Friday, February 14, 2014

Review: House of Miracles by Ulrica Hume

Love is not effortless. Love fails. It causes pain. It fades into memory. It changes and fluctuates. Sometimes it's conditional. And sometimes it's not enough. But sometimes, despite all its flaws, it is forever. Ulrica Hume's collection of interrelated short stories, House of Miracles, examines love in all of these permutations.
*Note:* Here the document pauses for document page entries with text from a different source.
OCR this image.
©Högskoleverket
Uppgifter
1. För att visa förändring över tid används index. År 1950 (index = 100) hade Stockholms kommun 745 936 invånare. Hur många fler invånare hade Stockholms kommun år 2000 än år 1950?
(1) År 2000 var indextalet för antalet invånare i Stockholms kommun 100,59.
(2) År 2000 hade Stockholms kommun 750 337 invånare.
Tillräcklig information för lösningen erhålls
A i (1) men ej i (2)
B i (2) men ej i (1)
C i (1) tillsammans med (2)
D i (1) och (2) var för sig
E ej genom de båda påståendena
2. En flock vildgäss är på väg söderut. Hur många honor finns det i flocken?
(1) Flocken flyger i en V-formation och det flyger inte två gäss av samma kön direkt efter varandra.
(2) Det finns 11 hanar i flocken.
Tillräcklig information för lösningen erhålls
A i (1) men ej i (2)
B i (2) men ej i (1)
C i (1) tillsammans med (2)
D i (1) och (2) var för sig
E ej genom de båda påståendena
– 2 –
Starting with an ensemble cast of seemingly unrelated characters, Hume eventually connects each of them through one of three characters whose relationship to each other and the others runs as a thread through all of the stories. Janet is a young woman living with her boyfriend, Jack, but having an affair with a co-worker and uncertain of the direction of her life and her heart. She is kind to her elderly neighbor Mrs. von Meurs, a woman at the end of her life who looks back on her experiences and her loves from a different perspective. Each of the short stories in the collection either adds another character or builds on Janet's, Jack's, or Mrs. von Meurs' past, slowly building each character and the reasons why they react to love the way that they do. The stories are full of heartbreak, sadness, and a poignancy for loves that don't end the way that movies do. There's a realism here, a quiet beauty in the writing, and an acknowledgment of the way in which the human heart continues to endure and strive for that forever love, whether it be between lovers or friends or family.

Thanks to the author for sending me a copy of the book to review.